Garanties pour la prestation compensatoire - Art. 277
L'art. 277 permet au juge d'imposer au débiteur d'une prestation compensatoire une garantie supplémentaire (gage, caution ou contrat).
Indépendamment de l'hypothèque légale ou judiciaire, le juge peut imposer à l'époux débiteur de constituer un gage, de donner caution ou de souscrire un contrat garantissant le paiement de la rente ou du capital.
Texte en vigueur au .
Source : Légifrance — Direction de l'information légale et administrative (DILA) (legifrance.gouv.fr), reproduit sous licence Licence Ouverte / Open Licence 2.0.

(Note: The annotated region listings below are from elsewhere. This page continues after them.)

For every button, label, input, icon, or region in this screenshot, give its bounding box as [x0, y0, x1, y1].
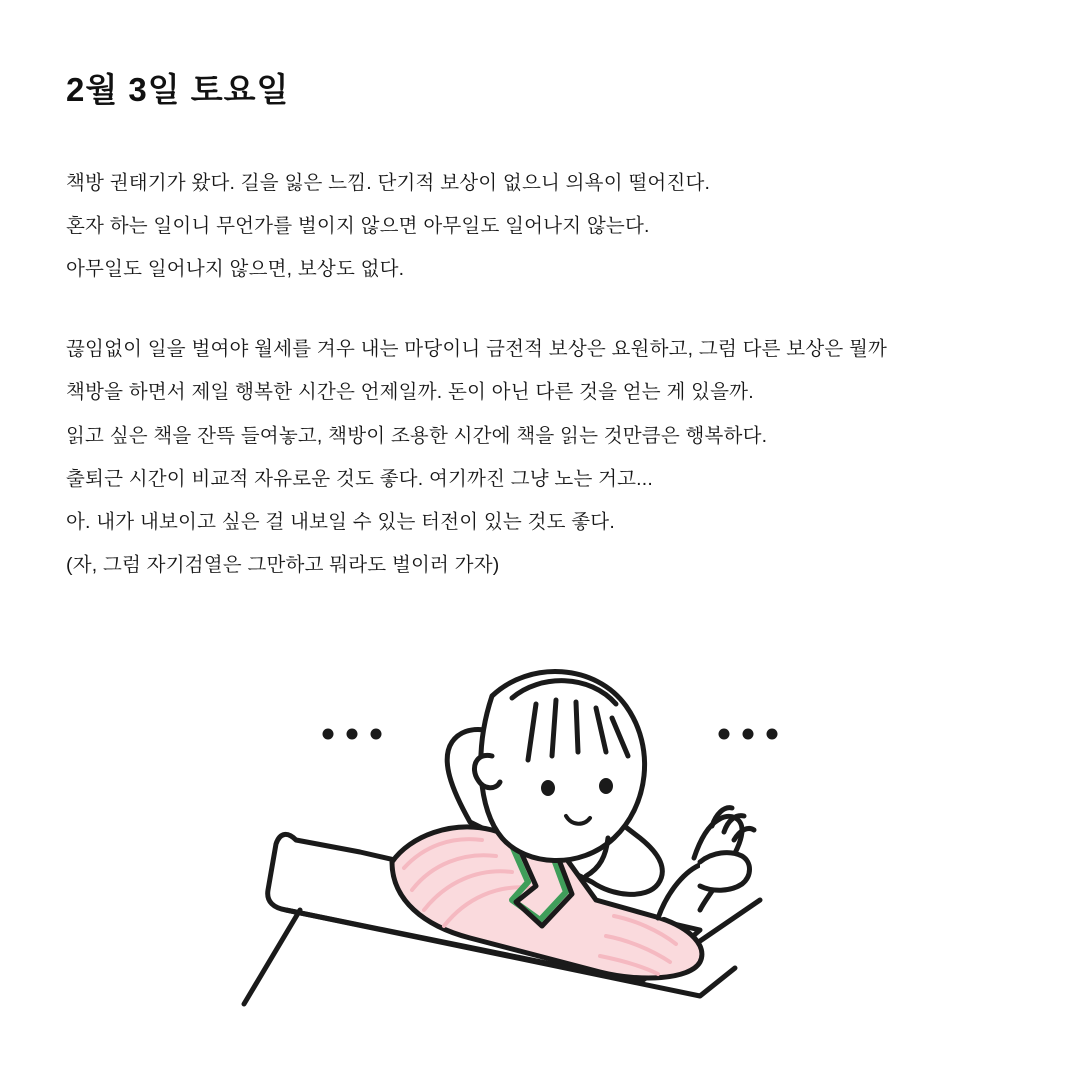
diary-line: 혼자 하는 일이니 무언가를 벌이지 않으면 아무일도 일어나지 않는다.: [66, 214, 650, 237]
diary-line: 읽고 싶은 책을 잔뜩 들여놓고, 책방이 조용한 시간에 책을 읽는 것만큼은 행복하다.: [66, 424, 768, 447]
diary-paragraph-1: [66, 168, 1016, 285]
page-title: 2월 3일 토요일: [66, 71, 290, 108]
diary-line: 아. 내가 내보이고 싶은 걸 내보일 수 있는 터전이 있는 것도 좋다.: [66, 511, 615, 534]
diary-line: 책방 권태기가 왔다. 길을 잃은 느낌. 단기적 보상이 없으니 의욕이 떨어진다.: [66, 171, 711, 194]
diary-line: 출퇴근 시간이 비교적 자유로운 것도 좋다. 여기까진 그냥 노는 거고...: [66, 467, 654, 490]
diary-line: 끊임없이 일을 벌여야 월세를 겨우 내는 마당이니 금전적 보상은 요원하고, 그럼 다른 보상은 뭘까: [66, 338, 888, 361]
diary-line: 책방을 하면서 제일 행복한 시간은 언제일까. 돈이 아닌 다른 것을 얻는 게 있을까.: [66, 381, 754, 404]
ellipsis-left-icon: [323, 729, 382, 740]
ellipsis-right-icon: [719, 729, 778, 740]
diary-paragraph-2: [66, 334, 1016, 580]
diary-line: (자, 그럼 자기검열은 그만하고 뭐라도 벌이러 가자): [66, 554, 500, 577]
person-lying-on-desk-illustration: [0, 600, 1080, 1080]
diary-line: 아무일도 일어나지 않으면, 보상도 없다.: [66, 258, 405, 281]
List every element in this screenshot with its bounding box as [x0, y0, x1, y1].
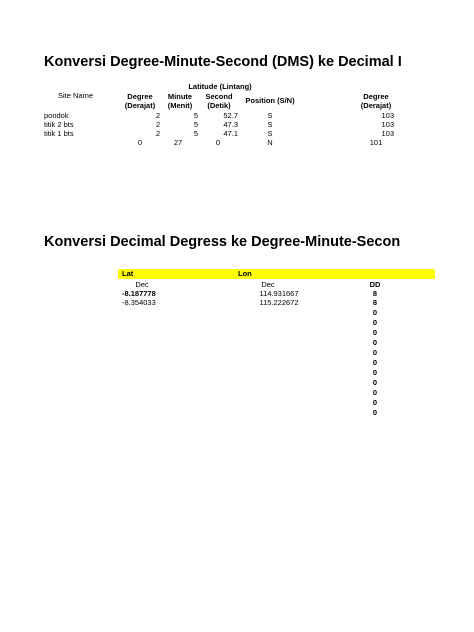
dd-cell: 8 [372, 289, 378, 298]
second-header: Second (Detik) [205, 92, 233, 110]
degree-header: Degree (Derajat) [124, 92, 156, 110]
position-header: Position (S/N) [245, 96, 295, 105]
lon-label: Lon [238, 269, 252, 278]
dd-cell: 0 [372, 308, 378, 317]
second-cell: 47.1 [223, 129, 238, 138]
degree-cell: 2 [155, 111, 160, 120]
degree2-cell: 103 [381, 120, 394, 129]
dd-cell: 0 [372, 318, 378, 327]
degree-cell: 2 [155, 120, 160, 129]
section1-title: Konversi Degree-Minute-Second (DMS) ke Decimal I [44, 54, 402, 70]
dd-cell: 0 [372, 328, 378, 337]
lat-dec-cell: -8.354033 [122, 298, 156, 307]
latitude-group-header: Latitude (Lintang) [188, 82, 252, 91]
position-cell: S [267, 111, 273, 120]
lat-lon-header-band [118, 269, 435, 279]
position-cell: S [267, 120, 273, 129]
dd-cell: 0 [372, 338, 378, 347]
minute-cell: 5 [193, 120, 198, 129]
dd-cell: 0 [372, 408, 378, 417]
dd-cell: 8 [372, 298, 378, 307]
degree2-cell: 103 [381, 111, 394, 120]
dd-cell: 0 [372, 348, 378, 357]
dd-cell: 0 [372, 368, 378, 377]
degree-cell: 2 [155, 129, 160, 138]
site-cell: pondok [44, 111, 69, 120]
dd-cell: 0 [372, 378, 378, 387]
site-cell: titik 2 bts [44, 120, 74, 129]
degree2-cell: 101 [369, 138, 383, 147]
lon-dec-cell: 114.931667 [259, 289, 299, 298]
minute-cell: 5 [193, 129, 198, 138]
second-cell: 0 [215, 138, 221, 147]
minute-cell: 27 [173, 138, 183, 147]
second-cell: 47.3 [223, 120, 238, 129]
site-name-header: Site Name [58, 91, 94, 100]
degree2-header: Degree (Derajat) [360, 92, 392, 110]
lon-dec-header: Dec [261, 280, 275, 289]
minute-header: Minute (Menit) [167, 92, 193, 110]
degree-cell: 0 [137, 138, 143, 147]
degree2-cell: 103 [381, 129, 394, 138]
dd-cell: 0 [372, 358, 378, 367]
lat-dec-header: Dec [135, 280, 149, 289]
lat-label: Lat [122, 269, 134, 278]
dd-cell: 0 [372, 398, 378, 407]
position-cell: N [267, 138, 273, 147]
minute-cell: 5 [193, 111, 198, 120]
site-cell: titik 1 bts [44, 129, 74, 138]
lat-dec-cell: -8.187778 [122, 289, 156, 298]
lon-dec-cell: 115.222672 [259, 298, 299, 307]
dd-header: DD [369, 280, 381, 289]
second-cell: 52.7 [223, 111, 238, 120]
dd-cell: 0 [372, 388, 378, 397]
position-cell: S [267, 129, 273, 138]
section2-title: Konversi Decimal Degress ke Degree-Minute-Secon [44, 234, 401, 250]
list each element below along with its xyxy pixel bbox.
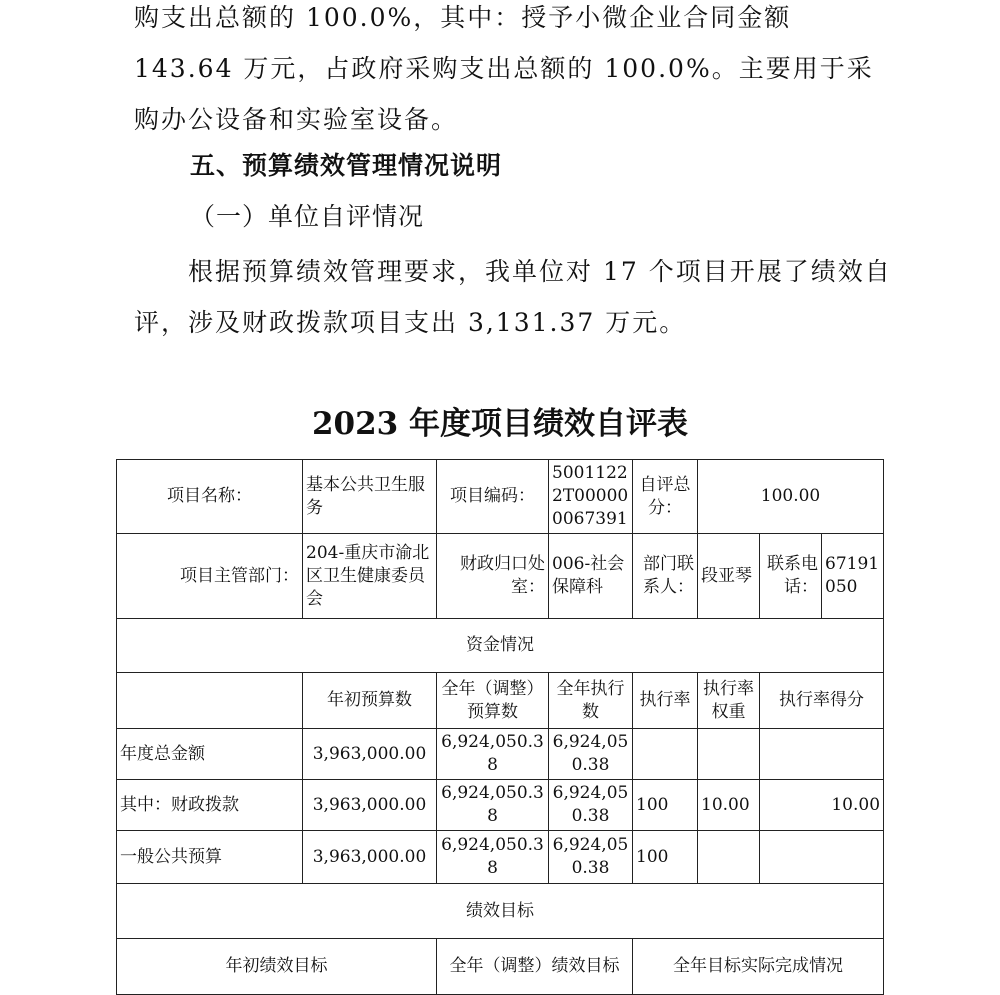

Ce que dit l'article, en clair
Cet article s'applique lors d'un divorce, lorsqu'un époux doit verser une prestation compensatoire (rente ou capital) à l'autre. Il permet au juge d'ordonner des garanties supplémentaires, indépendamment de l'hypothèque légale ou judiciaire déjà possible.
Le juge peut exiger du débiteur qu'il constitue un gage (remise d'un bien en garantie), qu'il fournisse une caution (engagement d'un tiers à payer à sa place) ou qu'il souscrive un contrat garantissant le paiement (par exemple une assurance ou une garantie bancaire).
Cette mesure est une option supplémentaire à la disposition du juge, et non une obligation. Elle vise à sécuriser le paiement de la prestation compensatoire.
Quand il s'applique
- Le juge impose au débiteur de donner en gage ses actions en bourse pour garantir le versement du capital.
- Un époux débiteur, sans biens immobiliers, doit fournir une caution solidaire d'un proche.
- Le débiteur, travailleur indépendant aux revenus variables, est contraint de souscrire une garantie bancaire pour la rente.
- En complément d'une hypothèque judiciaire, le juge ordonne la constitution d'un gage sur un véhicule de collection.
Ce que cet article ne dit pas
- Cet article ne fixe pas le montant de la prestation compensatoire (voir art. 271).
- Il ne détermine pas si la prestation sera versée sous forme de rente ou de capital (voir art. 274 à 276).
- Il ne permet pas de modifier les modalités de paiement une fois fixées (voir art. 276-3 et 276-4).
- Il ne s'applique pas au divorce par consentement mutuel sans juge (voir art. 278).